If, as seems likely, the High Court assents today, it will be the largest examinership in Irish corporate history, closing another depressing chapter in Eircom’s story of ownership change and mounting debt. The Republic’s largest phone company will – once the examinership process is completed – be owned by its senior lenders.
In 1999 the outlook seemed so much brighter when Telecom Éireann, a State monopoly, moved from public to private ownership via a stock market flotation, and became Eircom. It was the largest privatisation in the State’s history, raising €6.3 billion for the exchequer. Eircom was then a profitable and debt-free company with a promising future. More than a decade later Eircom has had six owners in 13 years. The company now carries a mountain of debt – some €3.6 billion before debt restructuring is completed – and faces a very uncertain future. In management schools, were students to study business failure as closely as they analyse business success, Eircom would be a textbook case of the former.
The Eircom story has been uniformly disappointing for most, though by no means all, its various stakeholders. In 1999 many retail investors, with much encouragement from government ministers, bought shares in the company. Most did so as a buy and hold investment. They lost money. Eircom has, however, made money for some – notably private equity groups, such as Sir Anthony O’Reilly’s Valentia consortium.
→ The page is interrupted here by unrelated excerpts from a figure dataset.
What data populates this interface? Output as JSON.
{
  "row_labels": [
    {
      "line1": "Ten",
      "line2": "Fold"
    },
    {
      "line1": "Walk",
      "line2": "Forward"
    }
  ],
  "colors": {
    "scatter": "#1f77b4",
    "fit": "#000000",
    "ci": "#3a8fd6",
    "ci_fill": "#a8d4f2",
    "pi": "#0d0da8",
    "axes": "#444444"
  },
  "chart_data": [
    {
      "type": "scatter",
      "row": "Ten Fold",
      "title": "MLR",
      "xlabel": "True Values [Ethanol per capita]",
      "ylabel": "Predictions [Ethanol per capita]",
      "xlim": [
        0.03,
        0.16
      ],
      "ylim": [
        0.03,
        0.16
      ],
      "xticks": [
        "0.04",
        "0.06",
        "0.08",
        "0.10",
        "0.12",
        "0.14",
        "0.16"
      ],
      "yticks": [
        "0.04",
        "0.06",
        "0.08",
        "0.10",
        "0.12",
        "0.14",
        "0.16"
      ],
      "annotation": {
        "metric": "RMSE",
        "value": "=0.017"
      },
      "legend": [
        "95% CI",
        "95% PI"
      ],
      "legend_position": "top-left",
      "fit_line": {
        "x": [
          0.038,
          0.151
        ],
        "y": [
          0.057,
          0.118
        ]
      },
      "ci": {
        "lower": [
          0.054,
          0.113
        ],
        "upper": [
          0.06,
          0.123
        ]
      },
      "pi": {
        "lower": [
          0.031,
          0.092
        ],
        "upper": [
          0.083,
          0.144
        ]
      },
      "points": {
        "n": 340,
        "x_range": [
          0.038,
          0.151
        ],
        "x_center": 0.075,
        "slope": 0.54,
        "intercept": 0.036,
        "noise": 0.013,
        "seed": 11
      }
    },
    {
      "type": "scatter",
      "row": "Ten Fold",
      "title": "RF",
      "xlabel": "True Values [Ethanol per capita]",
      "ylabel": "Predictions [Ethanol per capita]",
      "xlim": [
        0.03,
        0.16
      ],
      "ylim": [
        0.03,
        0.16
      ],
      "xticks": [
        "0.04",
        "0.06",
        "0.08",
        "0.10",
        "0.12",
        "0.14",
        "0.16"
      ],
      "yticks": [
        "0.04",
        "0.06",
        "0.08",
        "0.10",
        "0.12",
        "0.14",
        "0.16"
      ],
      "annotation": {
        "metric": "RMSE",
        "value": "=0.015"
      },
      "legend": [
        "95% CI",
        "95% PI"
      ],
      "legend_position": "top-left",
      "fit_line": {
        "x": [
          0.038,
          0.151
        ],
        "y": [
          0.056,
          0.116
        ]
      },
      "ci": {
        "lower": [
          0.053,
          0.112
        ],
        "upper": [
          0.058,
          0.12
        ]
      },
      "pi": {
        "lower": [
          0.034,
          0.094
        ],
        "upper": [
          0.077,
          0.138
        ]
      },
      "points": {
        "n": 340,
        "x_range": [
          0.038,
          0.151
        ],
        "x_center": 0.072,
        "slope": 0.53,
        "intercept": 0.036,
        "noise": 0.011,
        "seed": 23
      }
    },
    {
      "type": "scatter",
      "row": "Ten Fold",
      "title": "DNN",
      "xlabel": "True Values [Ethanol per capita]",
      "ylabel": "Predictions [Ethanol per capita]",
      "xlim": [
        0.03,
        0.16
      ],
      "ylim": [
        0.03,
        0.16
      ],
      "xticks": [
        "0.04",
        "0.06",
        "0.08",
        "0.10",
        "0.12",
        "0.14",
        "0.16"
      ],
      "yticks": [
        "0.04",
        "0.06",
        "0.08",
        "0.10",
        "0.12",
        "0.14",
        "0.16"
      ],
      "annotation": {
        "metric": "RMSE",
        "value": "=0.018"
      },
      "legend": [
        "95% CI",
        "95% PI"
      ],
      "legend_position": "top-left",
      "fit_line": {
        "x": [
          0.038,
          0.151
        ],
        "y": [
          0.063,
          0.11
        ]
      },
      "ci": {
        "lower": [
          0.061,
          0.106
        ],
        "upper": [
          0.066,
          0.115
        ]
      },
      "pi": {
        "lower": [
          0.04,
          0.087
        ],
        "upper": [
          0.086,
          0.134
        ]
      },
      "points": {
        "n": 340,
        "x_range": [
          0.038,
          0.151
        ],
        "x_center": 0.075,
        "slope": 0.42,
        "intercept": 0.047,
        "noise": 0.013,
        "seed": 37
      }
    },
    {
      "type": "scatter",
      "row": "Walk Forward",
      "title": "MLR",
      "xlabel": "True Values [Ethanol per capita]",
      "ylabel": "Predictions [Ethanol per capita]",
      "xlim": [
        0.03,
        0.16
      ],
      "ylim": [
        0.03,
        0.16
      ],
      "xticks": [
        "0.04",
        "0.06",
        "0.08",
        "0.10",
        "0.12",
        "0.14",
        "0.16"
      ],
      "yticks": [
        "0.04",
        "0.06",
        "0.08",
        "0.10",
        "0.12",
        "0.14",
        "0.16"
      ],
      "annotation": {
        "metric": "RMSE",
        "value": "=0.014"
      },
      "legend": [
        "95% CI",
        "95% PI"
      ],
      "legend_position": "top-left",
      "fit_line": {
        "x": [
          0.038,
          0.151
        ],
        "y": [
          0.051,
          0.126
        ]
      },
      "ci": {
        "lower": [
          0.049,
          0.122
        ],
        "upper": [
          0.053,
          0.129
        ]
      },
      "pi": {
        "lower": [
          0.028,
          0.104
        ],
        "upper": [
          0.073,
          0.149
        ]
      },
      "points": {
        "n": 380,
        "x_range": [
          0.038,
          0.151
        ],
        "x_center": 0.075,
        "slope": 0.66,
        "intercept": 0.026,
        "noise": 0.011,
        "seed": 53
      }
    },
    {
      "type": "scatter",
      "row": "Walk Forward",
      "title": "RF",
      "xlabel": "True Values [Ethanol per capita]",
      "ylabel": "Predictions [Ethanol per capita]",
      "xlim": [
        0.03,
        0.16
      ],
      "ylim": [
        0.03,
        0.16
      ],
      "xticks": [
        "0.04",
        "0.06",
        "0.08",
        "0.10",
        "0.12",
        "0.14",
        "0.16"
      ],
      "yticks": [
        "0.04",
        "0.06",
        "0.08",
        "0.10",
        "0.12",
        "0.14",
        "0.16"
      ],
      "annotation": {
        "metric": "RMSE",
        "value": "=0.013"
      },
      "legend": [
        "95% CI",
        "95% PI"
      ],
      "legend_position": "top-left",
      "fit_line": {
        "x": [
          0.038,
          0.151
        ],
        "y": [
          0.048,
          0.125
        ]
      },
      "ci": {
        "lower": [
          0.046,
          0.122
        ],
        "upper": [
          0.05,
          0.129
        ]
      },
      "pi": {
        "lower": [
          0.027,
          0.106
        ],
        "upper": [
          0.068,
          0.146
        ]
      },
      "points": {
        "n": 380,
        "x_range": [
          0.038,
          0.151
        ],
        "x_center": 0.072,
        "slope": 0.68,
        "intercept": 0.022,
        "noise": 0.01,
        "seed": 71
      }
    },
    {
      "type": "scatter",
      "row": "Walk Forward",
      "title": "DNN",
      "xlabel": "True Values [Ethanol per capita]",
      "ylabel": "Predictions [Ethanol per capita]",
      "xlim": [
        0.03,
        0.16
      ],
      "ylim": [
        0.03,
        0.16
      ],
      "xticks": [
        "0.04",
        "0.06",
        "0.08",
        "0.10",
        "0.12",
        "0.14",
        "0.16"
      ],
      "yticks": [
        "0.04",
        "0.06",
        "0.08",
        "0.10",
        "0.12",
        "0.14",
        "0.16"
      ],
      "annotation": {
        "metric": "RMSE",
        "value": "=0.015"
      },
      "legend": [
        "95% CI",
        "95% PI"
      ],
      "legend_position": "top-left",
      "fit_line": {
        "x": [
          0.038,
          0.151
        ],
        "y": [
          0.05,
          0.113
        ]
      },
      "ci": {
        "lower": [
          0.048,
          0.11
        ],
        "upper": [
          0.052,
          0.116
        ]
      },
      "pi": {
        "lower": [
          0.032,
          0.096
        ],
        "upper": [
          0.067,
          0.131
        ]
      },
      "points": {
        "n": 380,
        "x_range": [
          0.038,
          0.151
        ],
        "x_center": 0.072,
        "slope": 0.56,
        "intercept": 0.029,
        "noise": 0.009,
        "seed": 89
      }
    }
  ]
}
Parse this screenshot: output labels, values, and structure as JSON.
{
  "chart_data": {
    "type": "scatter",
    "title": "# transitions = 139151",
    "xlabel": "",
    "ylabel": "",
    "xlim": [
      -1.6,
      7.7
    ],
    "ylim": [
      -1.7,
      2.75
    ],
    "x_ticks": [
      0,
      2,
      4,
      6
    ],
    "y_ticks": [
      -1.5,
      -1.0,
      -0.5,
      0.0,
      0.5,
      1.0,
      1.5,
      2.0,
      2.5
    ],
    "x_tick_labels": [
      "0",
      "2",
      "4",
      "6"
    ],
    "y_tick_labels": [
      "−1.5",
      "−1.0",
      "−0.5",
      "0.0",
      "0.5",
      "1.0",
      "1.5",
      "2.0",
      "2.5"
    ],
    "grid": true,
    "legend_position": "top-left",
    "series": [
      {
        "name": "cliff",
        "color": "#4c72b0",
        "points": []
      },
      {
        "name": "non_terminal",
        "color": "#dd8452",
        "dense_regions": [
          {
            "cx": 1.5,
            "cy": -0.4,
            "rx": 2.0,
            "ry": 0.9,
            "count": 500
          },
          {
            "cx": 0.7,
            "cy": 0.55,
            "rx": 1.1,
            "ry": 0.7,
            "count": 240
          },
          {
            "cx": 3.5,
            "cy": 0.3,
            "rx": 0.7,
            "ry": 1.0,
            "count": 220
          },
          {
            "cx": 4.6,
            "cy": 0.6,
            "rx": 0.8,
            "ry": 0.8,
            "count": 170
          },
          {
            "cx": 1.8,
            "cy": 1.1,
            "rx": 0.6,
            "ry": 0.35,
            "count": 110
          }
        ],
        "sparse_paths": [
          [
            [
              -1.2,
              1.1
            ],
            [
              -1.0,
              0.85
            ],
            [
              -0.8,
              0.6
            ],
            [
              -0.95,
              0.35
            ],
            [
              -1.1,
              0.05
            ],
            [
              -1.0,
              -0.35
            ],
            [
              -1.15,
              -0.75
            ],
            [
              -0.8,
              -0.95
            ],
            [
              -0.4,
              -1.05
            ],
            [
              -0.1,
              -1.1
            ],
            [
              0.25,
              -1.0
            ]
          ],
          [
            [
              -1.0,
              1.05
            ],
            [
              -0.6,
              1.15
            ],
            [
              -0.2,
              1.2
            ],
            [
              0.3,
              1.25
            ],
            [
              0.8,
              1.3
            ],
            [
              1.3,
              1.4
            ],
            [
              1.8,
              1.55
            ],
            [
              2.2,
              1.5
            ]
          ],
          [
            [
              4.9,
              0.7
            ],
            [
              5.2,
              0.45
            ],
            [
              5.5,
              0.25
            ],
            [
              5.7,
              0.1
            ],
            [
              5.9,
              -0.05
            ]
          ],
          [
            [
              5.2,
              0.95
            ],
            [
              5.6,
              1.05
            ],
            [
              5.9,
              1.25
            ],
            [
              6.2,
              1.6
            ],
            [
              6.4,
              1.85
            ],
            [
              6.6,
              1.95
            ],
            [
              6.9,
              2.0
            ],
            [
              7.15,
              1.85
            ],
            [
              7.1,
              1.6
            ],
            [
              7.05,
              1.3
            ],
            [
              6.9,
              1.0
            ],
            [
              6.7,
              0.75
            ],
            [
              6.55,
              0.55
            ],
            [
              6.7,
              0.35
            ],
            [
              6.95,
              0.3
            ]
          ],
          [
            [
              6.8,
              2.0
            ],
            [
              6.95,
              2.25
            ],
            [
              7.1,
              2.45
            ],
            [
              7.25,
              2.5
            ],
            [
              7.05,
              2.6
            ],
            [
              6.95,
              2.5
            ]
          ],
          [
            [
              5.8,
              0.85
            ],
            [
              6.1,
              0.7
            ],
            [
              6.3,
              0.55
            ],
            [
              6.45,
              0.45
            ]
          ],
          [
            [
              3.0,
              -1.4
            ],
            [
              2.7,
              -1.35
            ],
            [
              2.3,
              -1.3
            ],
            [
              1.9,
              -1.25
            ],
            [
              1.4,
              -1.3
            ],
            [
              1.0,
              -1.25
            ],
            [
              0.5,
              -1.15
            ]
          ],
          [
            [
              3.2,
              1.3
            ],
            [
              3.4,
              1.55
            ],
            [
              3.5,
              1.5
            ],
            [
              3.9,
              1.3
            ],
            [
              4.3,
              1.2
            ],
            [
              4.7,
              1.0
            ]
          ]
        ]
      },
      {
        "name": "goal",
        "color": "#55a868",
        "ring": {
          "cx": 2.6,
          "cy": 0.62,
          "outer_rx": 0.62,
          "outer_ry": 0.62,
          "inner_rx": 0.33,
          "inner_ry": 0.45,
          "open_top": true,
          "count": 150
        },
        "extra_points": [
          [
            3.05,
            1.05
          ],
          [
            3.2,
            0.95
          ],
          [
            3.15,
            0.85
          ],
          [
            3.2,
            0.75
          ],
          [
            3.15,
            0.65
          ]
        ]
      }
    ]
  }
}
It took Eircom off the stock market in 2001, before refloating the company a few years later at a huge profit. Others too have done well, including members of the Eircom Employee Share Ownership Trust (Esot). By last year Esot members had received over €750 million from Eircom.
At its simplest, Eircom failed to change with the times and to adjust its business model accordingly. Eircom sold its hugely profitable mobile business to Vodafone, and over the past decade has made insufficient capital investment in its fixed line business to meet rising public demand for better broadband services – which would allow users faster Internet access, via high-speed fibre networks.
Others who have made the necessary capital investment have stolen a march on Eircom, and reaped the financial reward. Companies lsuch as UPC, that offer customers a triple play service – combining phone, internet and television – have made it harder for Eircom to compete, either on cost or service. Eircom’s singular failure to develop a national broadband infrastructure has proved critical. That reflects greater shareholder concern for short-term profit than for longer-term investment in the company’s future. That short-term approach has left the country without the infrastructure needed to support fully a knowledge-based economy, and left an insolvent Eircom, petitioning the court to enter examinership.